Once again, my friend Sue has done it: She’s gotten me into trouble, and over my head.
I’ve committed to participate in the Susan G Komen walk for the cure…3 days…sixty miles.
It’s mainly because, when your best friend comes to you and says “I have cancer” and you say “Let me know if there’s anything I can do”…you can’t really renege when she comes up with something…even if it is a grueling three-day walk in September. Even if it involves sleeping with a stranger in a two-man tent that even the site trying to recruit you describes as “cozy”.
Here’s my personal webpage for the event. It hasn’t been personalized yet, but the donation button works (nudge nudge).
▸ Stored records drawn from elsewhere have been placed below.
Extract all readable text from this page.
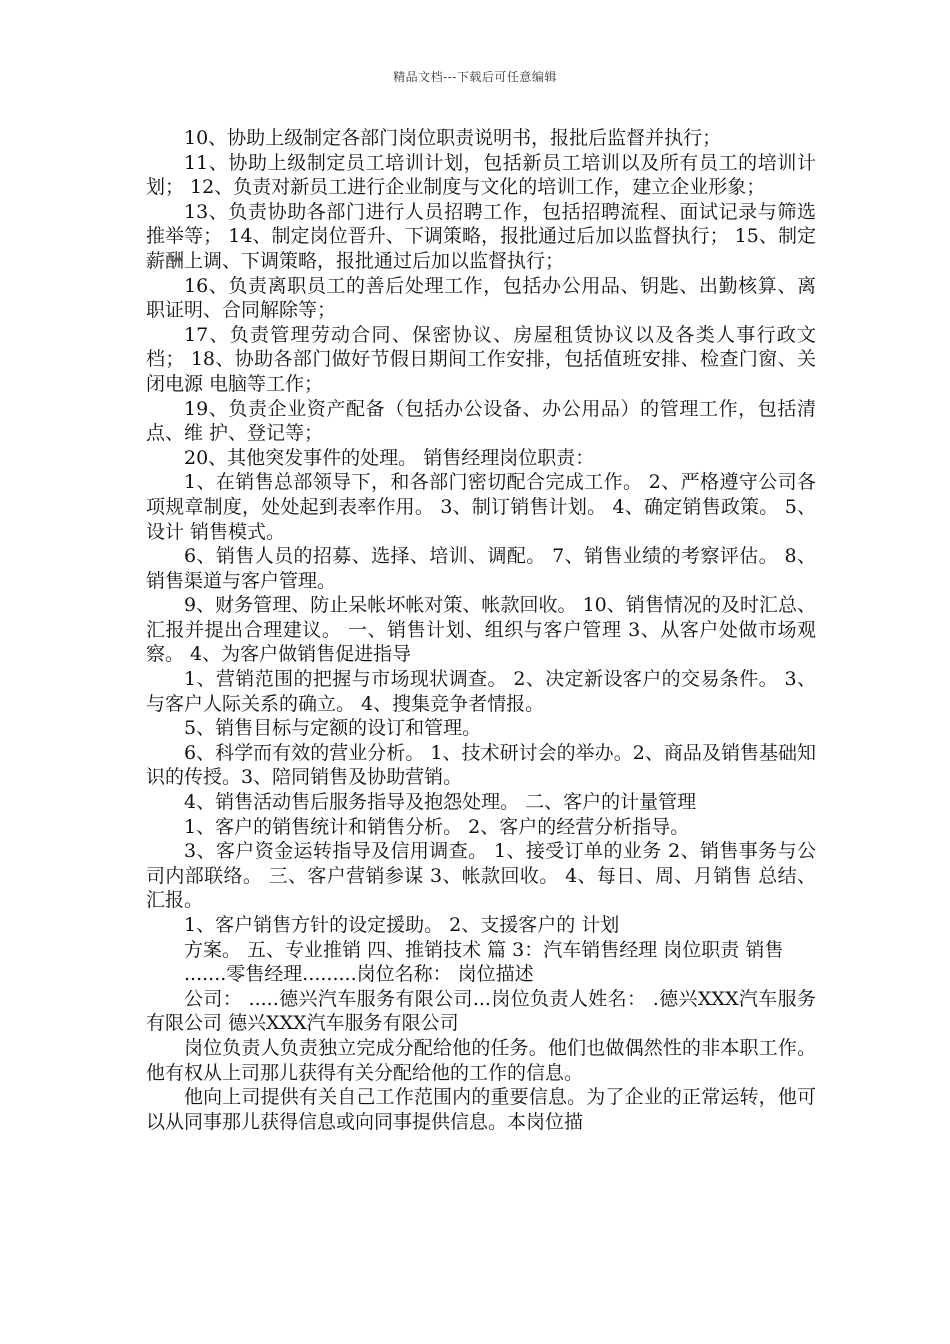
精品文档---下载后可任意编辑

10、协助上级制定各部门岗位职责说明书，报批后监督并执行；

11、协助上级制定员工培训计划，包括新员工培训以及所有员工的培训计划； 12、负责对新员工进行企业制度与文化的培训工作，建立企业形象；

13、负责协助各部门进行人员招聘工作，包括招聘流程、面试记录与筛选推举等； 14、制定岗位晋升、下调策略，报批通过后加以监督执行； 15、制定薪酬上调、下调策略，报批通过后加以监督执行；

16、负责离职员工的善后处理工作，包括办公用品、钥匙、出勤核算、离职证明、合同解除等；

17、负责管理劳动合同、保密协议、房屋租赁协议以及各类人事行政文档； 18、协助各部门做好节假日期间工作安排，包括值班安排、检查门窗、关闭电源 电脑等工作；

19、负责企业资产配备（包括办公设备、办公用品）的管理工作，包括清点、维 护、登记等；

20、其他突发事件的处理。 销售经理岗位职责：

1、在销售总部领导下，和各部门密切配合完成工作。 2、严格遵守公司各项规章制度，处处起到表率作用。 3、制订销售计划。 4、确定销售政策。 5、设计 销售模式。

6、销售人员的招募、选择、培训、调配。 7、销售业绩的考察评估。 8、销售渠道与客户管理。

9、财务管理、防止呆帐坏帐对策、帐款回收。 10、销售情况的及时汇总、汇报并提出合理建议。 一、销售计划、组织与客户管理 3、从客户处做市场观察。 4、为客户做销售促进指导

1、营销范围的把握与市场现状调查。 2、决定新设客户的交易条件。 3、与客户人际关系的确立。 4、搜集竞争者情报。

5、销售目标与定额的设订和管理。

6、科学而有效的营业分析。 1、技术研讨会的举办。2、商品及销售基础知识的传授。3、陪同销售及协助营销。

4、销售活动售后服务指导及抱怨处理。 二、客户的计量管理

1、客户的销售统计和销售分析。 2、客户的经营分析指导。

3、客户资金运转指导及信用调查。 1、接受订单的业务 2、销售事务与公司内部联络。 三、客户营销参谋 3、帐款回收。 4、每日、周、月销售 总结、汇报。

1、客户销售方针的设定援助。 2、支援客户的 计划

方案。 五、专业推销 四、推销技术 篇 3：汽车销售经理 岗位职责 销售

.......零售经理.........岗位名称： 岗位描述

公司： .....德兴汽车服务有限公司...岗位负责人姓名： .德兴XXX汽车服务有限公司 德兴XXX汽车服务有限公司

岗位负责人负责独立完成分配给他的任务。他们也做偶然性的非本职工作。 他有权从上司那儿获得有关分配给他的工作的信息。

他向上司提供有关自己工作范围内的重要信息。为了企业的正常运转，他可以从同事那儿获得信息或向同事提供信息。本岗位描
Here’s the personal website for my team-mate Susy (not to be confused with Sue, who is also on my team, and has met her goal).
Our Team name is “Beautiful Feat”. Originally, I proposed the name “Oh, my DEAR GOD! My Feet! My Feet! My beautiful feet!”
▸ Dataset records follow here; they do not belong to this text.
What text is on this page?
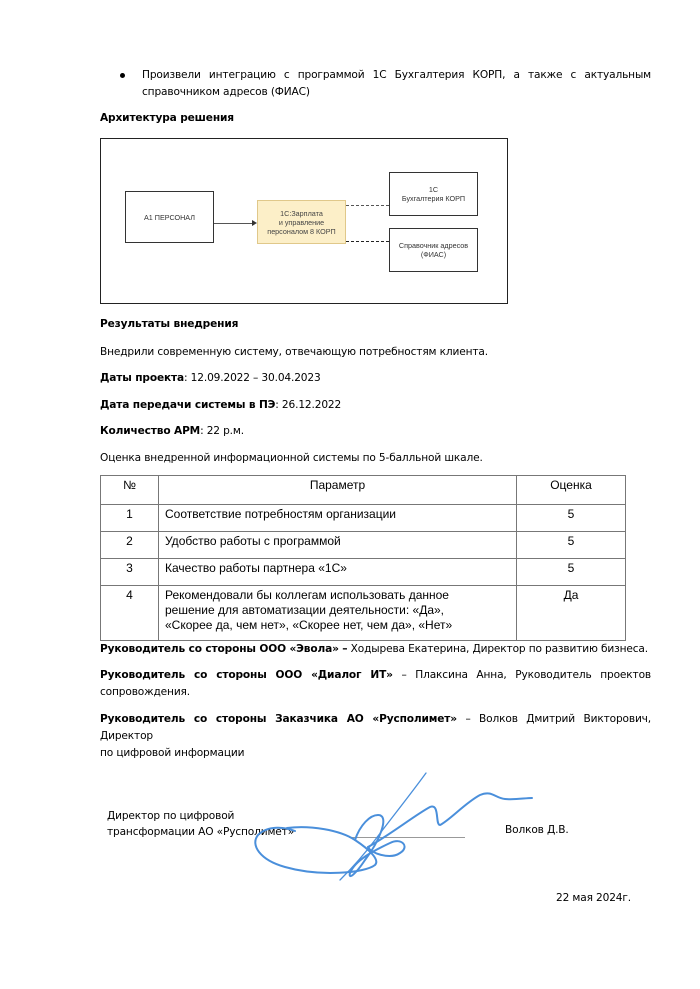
Произвели интеграцию с программой 1С Бухгалтерия КОРП, а также с актуальным
справочником адресов (ФИАС)
Архитектура решения
А1 ПЕРСОНАЛ	1С:Зарплата
и управление
персоналом 8 КОРП
1С
Бухгалтерия КОРП
Справочник адресов
(ФИАС)
Результаты внедрения
Внедрили современную систему, отвечающую потребностям клиента.
Даты проекта: 12.09.2022 – 30.04.2023
Дата передачи системы в ПЭ: 26.12.2022
Количество АРМ: 22 р.м.
Оценка внедренной информационной системы по 5-балльной шкале.
№	Параметр	Оценка
1	Соответствие потребностям организации	5
2	Удобство работы с программой	5
3	Качество работы партнера «1С»	5
4	Рекомендовали бы коллегам использовать данное
решение для автоматизации деятельности: «Да»,
«Скорее да, чем нет», «Скорее нет, чем да», «Нет»	Да
Руководитель со стороны ООО «Эвола» – Ходырева Екатерина, Директор по развитию бизнеса.
Руководитель со стороны ООО «Диалог ИТ» – Плаксина Анна, Руководитель проектов
сопровождения.
Руководитель со стороны Заказчика АО «Русполимет» – Волков Дмитрий Викторович, Директор
по цифровой информации
Директор по цифровой
трансформации АО «Русполимет»	Волков Д.В.
22 мая 2024г.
Most people seemed to think it was really stupid, but nobody came up with anything better, so they shortened it, turned the word “feet” in to a word-play, and viola! Clever team name.
When we do a testicular cancer walk, though, I have the perfect team name picked out : “Not my gum-drop buttons!”
I’d like you to meet my personal trainer, J-dogg. He’s a real slave-driver. With him as my coach, I’ll be able to walk to Tibet. Not that I’d want to walk to Tibet:
But I’ve got a problem.
In order to do this, I have to raise $2,200 in donations.
That’s where you come in, gentle readers.
It is time to bring you and *the begging* together in the same place. I don’t ask much of you. I don’t put ads up here to make money, and I don’t make personal demands upon you except for the occasional participation event (which most of you ignore anyway).
I know you’re out there. I see the hit counts, and I can count subscribers on the newsreader sites…so don’t pretend you can’t hear me. Please, please Pleeeeeese contribute to my fundraising account.
And those of you who keep coming here off of Google searches for “Wookie Scrotum”…
…I think you get enough amusement just from that alone to make it worth a ten-spot.